Aside from the conclusory testimonial assertions of reliance by Jerry Shearer, Citizens' vice president and primary trial witness, the essential facts are undisputed. The Broyles were principal stockholders of three corporations: Haass & Broyles Excavators, Inc., Haass Equipment Rental, Inc., and EMI Excavation, Inc. Since the early 1970s, the corporations borrowed periodically from Citizens Bank. Typically, the loans were evidenced by commercial loan notes executed by both the corporations and the Broyles. Generally, the Broyles signed both as officers of the corporations and as personal guarantors. Citizens routinely received annual personal financial statements from David Broyles.

Continuing this financial pattern, the three corporations jointly borrowed $800,000 from Citizens on September 7, 1989, a debt that ultimately generated the litigation involved in this appeal. At that time, the corporations executed a note in the amount of $500,000, repayable over a five-year term. Additionally, they obtained a line of credit for $300,000, signing a note due on demand or on September 7, 1990.

David executed these two notes on behalf of Haass & Broyles Excavators, Inc. and Haass Equipment Rental, Inc. Emily signed as an officer of EMI Excavation, Inc. Both the Broyles signed as guarantors.

Testimony before the bankruptcy court established that the two loans, in effect, restructured approximately $600,000 of preexisting debt and provided an additional $200,000 in new credit. Although prior loans from Citizens had been unsecured, the new $500,000 term loan was secured by "various pieces of construction equipment with an appraisal value of not less than $667,000."

Before finalizing the loan, Citizens sent a commitment letter to the Broyles. The letter required that both David and Emily personally guarantee the loans, but did not say that a personal financial statement was needed.
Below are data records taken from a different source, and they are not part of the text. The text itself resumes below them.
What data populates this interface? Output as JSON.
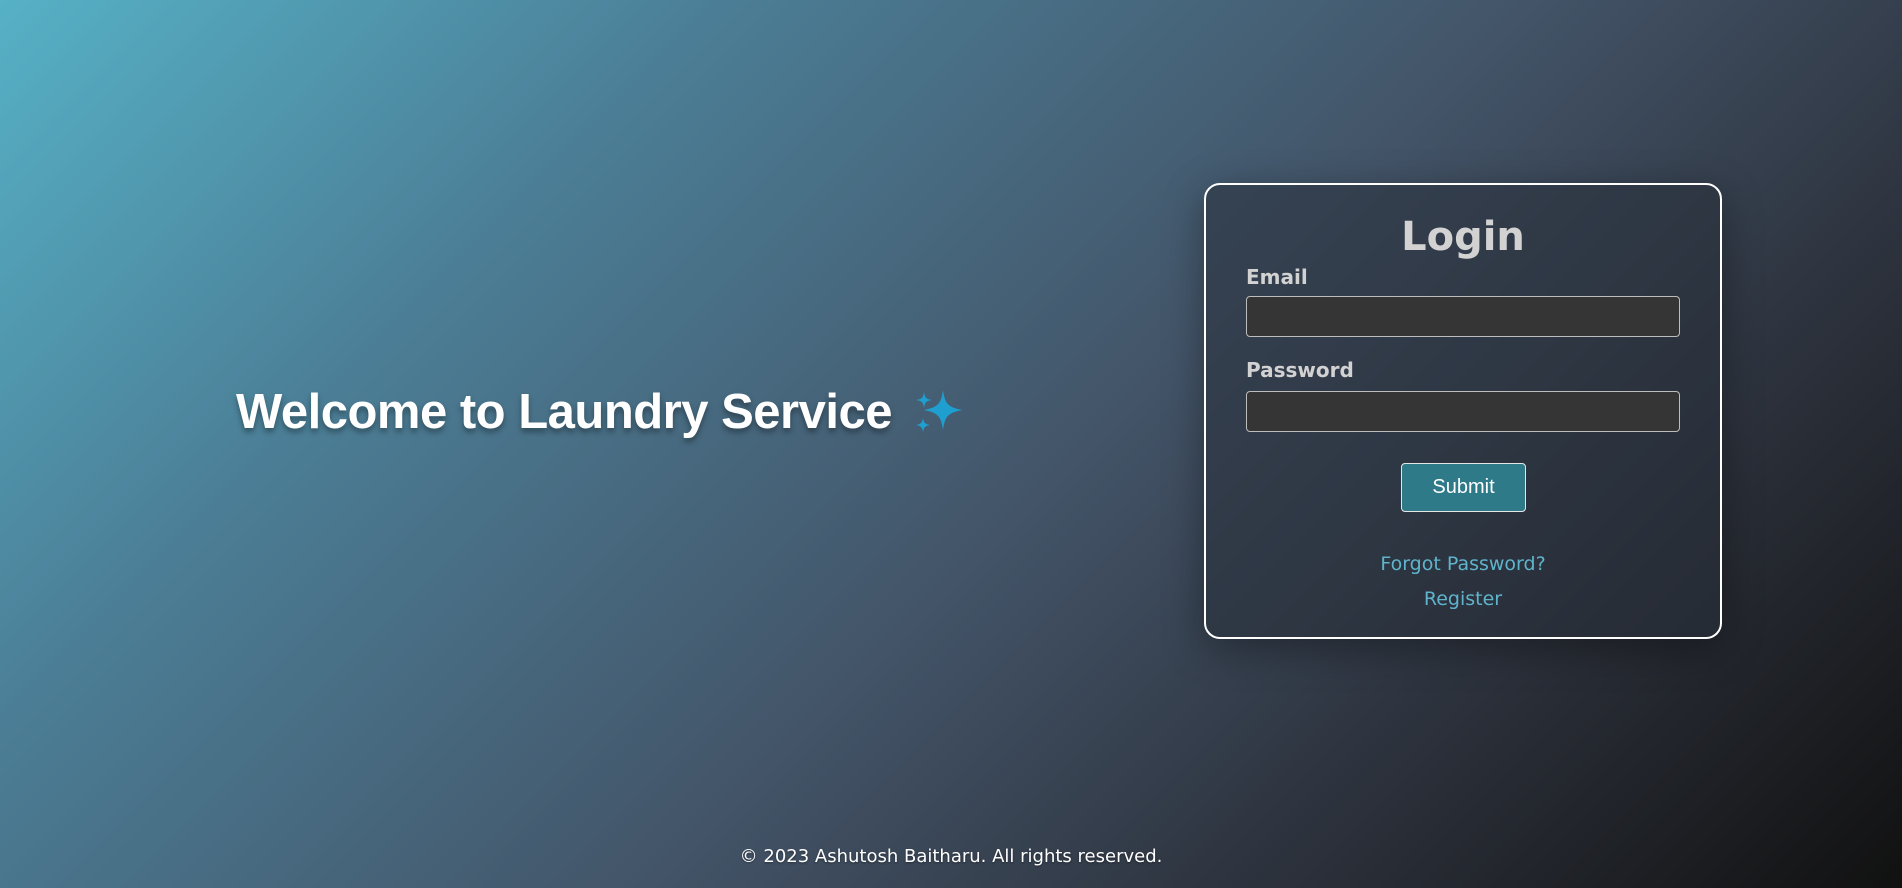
{
  "hero": {
    "welcome_text": "Welcome to Laundry Service",
    "icon": "sparkles-icon",
    "icon_color": "#1e9fd0"
  },
  "login": {
    "title": "Login",
    "email_label": "Email",
    "email_value": "",
    "password_label": "Password",
    "password_value": "",
    "submit_label": "Submit",
    "forgot_password_label": "Forgot Password?",
    "register_label": "Register"
  },
  "footer": {
    "copyright": "© 2023 Ashutosh Baitharu. All rights reserved."
  },
  "colors": {
    "accent": "#2f7a89",
    "link": "#5fb4cc",
    "input_bg": "#353535"
  }
}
However, prior to executing the Loan Guaranty Agreement, David submitted to Citizens a signed statement reflecting his financial condition as of January 1, 1989. It is unclear from the record whether Citizens required this statement and, if so, why it accepted a statement dated eight months before the loan. On this January 1989 financial statement, David represented that he owned certain real estate which, in fact, was owned by EMI Excavation. David possessed only 9% interest in EMI while Emily owned 55% interest.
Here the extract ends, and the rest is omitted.